Genotype Interpretations

What each possible genotype means for this variant:

GG “Standard Chronotype” Normal

Common reference genotype — neutral chronotype signal at APH1A/CA14 locus

You carry two copies of the common G allele at rs34714364. About 72% of people share this genotype globally, and approximately 83% of Europeans carry at least one G allele as the reference. This genotype represents the population baseline at the APH1A/CA14 chronotype locus and does not confer any morningness tendency from this specific variant. Your sleep timing and circadian preference are shaped by other genetic and environmental factors.

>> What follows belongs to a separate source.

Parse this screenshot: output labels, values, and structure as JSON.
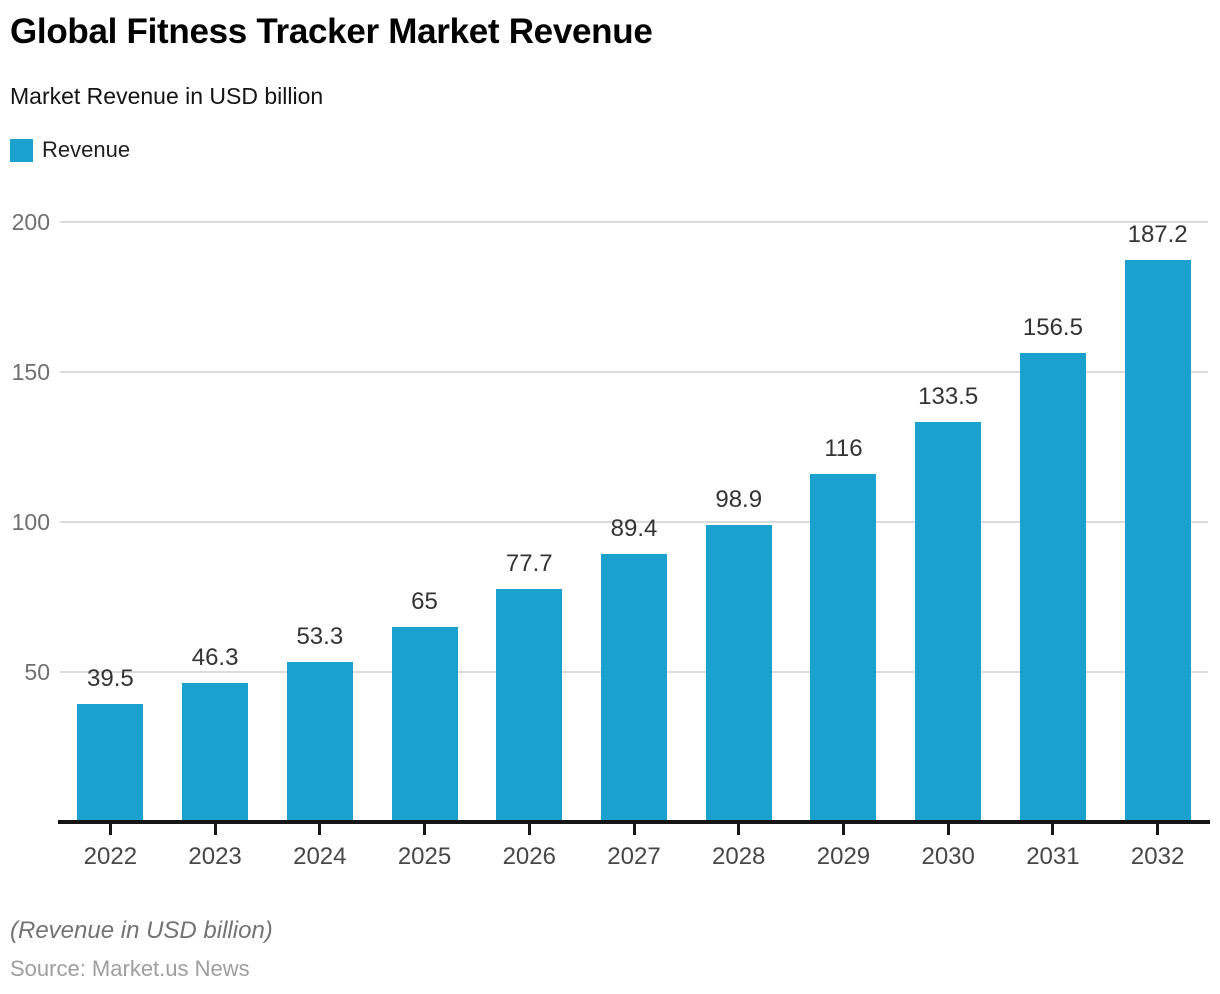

TT “Strong Morning Tendency” Beneficial

Two T alleles — genetic morning preference with APH1A locus context

TT homozygotes at rs34714364 represent the most genetically morning-biased end of the APH1A/CA14 chronotype spectrum. The morningness signal is additive (two alleles, stronger effect) and the locus's biological context spans both circadian timing — via putative regulatory effects on APH1A expression and Notch/circadian pathway signaling — and amyloid precursor protein processing.

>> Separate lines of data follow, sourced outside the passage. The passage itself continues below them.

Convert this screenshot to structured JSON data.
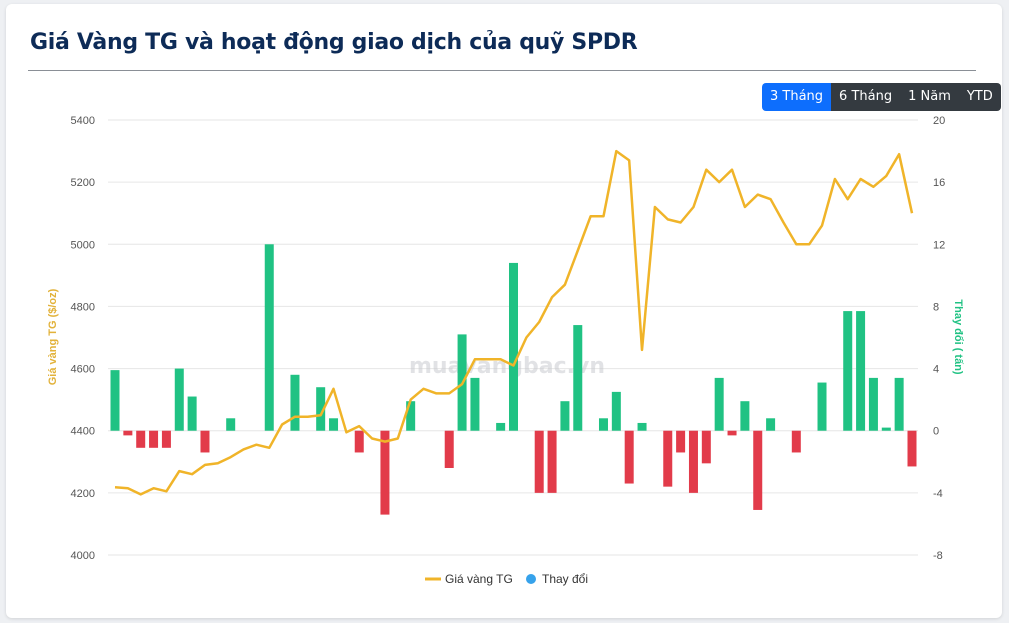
{
  "header": {
    "title": "Giá Vàng TG và hoạt động giao dịch của quỹ SPDR"
  },
  "range_buttons": [
    {
      "label": "3 Tháng",
      "active": true
    },
    {
      "label": "6 Tháng",
      "active": false
    },
    {
      "label": "1 Năm",
      "active": false
    },
    {
      "label": "YTD",
      "active": false
    }
  ],
  "watermark": "muavangbac.vn",
  "colors": {
    "price_line": "#f0b429",
    "bar_up": "#20c283",
    "bar_down": "#e23b4a",
    "change_legend": "#36a2eb",
    "title": "#0d2b57"
  },
  "chart_data": {
    "type": "bar+line",
    "title": "Giá Vàng TG và hoạt động giao dịch của quỹ SPDR",
    "y_left": {
      "label": "Giá vàng TG ($/oz)",
      "ticks": [
        "5400",
        "5200",
        "5000",
        "4800",
        "4600",
        "4400",
        "4200",
        "4000"
      ],
      "min": 4000,
      "max": 5400
    },
    "y_right": {
      "label": "Thay đổi ( tấn)",
      "ticks": [
        "20",
        "16",
        "12",
        "8",
        "4",
        "0",
        "-4",
        "-8"
      ],
      "min": -8,
      "max": 20
    },
    "legend": {
      "position": "bottom",
      "items": [
        "Giá vàng TG",
        "Thay đổi"
      ]
    },
    "grid": true,
    "series": [
      {
        "name": "Giá vàng TG",
        "values": [
          4218,
          4215,
          4195,
          4215,
          4205,
          4270,
          4260,
          4290,
          4295,
          4315,
          4340,
          4355,
          4345,
          4420,
          4445,
          4445,
          4450,
          4535,
          4395,
          4415,
          4375,
          4365,
          4375,
          4500,
          4535,
          4520,
          4520,
          4550,
          4630,
          4630,
          4630,
          4610,
          4700,
          4750,
          4830,
          4870,
          4980,
          5090,
          5090,
          5300,
          5270,
          4660,
          5120,
          5080,
          5070,
          5120,
          5240,
          5200,
          5240,
          5120,
          5160,
          5145,
          5070,
          5000,
          5000,
          5060,
          5210,
          5145,
          5210,
          5185,
          5220,
          5290,
          5100
        ]
      },
      {
        "name": "Thay đổi",
        "values": [
          3.9,
          -0.3,
          -1.1,
          -1.1,
          -1.1,
          4.0,
          2.2,
          -1.4,
          0,
          0.8,
          0,
          0,
          12.0,
          0,
          3.6,
          0,
          2.8,
          0.8,
          0,
          -1.4,
          0,
          -5.4,
          0,
          1.9,
          0,
          0,
          -2.4,
          6.2,
          3.4,
          0,
          0.5,
          10.8,
          0,
          -4.0,
          -4.0,
          1.9,
          6.8,
          0,
          0.8,
          2.5,
          -3.4,
          0.5,
          0,
          -3.6,
          -1.4,
          -4.0,
          -2.1,
          3.4,
          -0.3,
          1.9,
          -5.1,
          0.8,
          0,
          -1.4,
          0,
          3.1,
          0,
          7.7,
          7.7,
          3.4,
          0.2,
          3.4,
          -2.3
        ]
      }
    ]
  }
}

The sleep-amyloid feedback loop identified by Lim et al. (2014) means that any sustained misalignment of sleep timing (forced eveningness in a genetically morning person) increases Aβ accumulation risk independent of other factors. For TT carriers who chronically fight their morning biology with late schedules, the downstream consequence is not just reduced wellbeing but potentially elevated amyloid burden over decades.

APH1A promoter studies (PMID 21443683) show that elevated APH1A expression increases γ-secretase activity and Aβ42 production. While the regulatory relationship between rs34714364 and APH1A expression has not been directly measured, the locus context argues for proactive monitoring of amyloid-related biomarkers as TT carriers age.

GT “Mild Morning Tendency” Intermediate

One T allele — slight genetic lean toward morningness at APH1A/CA14 locus

The T allele at rs34714364 was identified in the Hu et al. 2016 GWAS (89,283 individuals) with OR=1.12 for morningness (p=2×10⁻¹⁰), and replicated in Jones et al. 2019 across 697,828 participants. Mendelian randomization in the latter study found that morning preference causally associates with better mental health outcomes.

The APH1A gene 3 kb away encodes a component of the gamma-secretase complex that cleaves APP into Aβ42. Regulatory variation at this locus may influence both circadian preference and gamma-secretase activity. The positive feedback loop between amyloid accumulation and sleep fragmentation (Lim et al. 2014) means that protecting sleep quality is doubly relevant for individuals carrying variants near APH1A.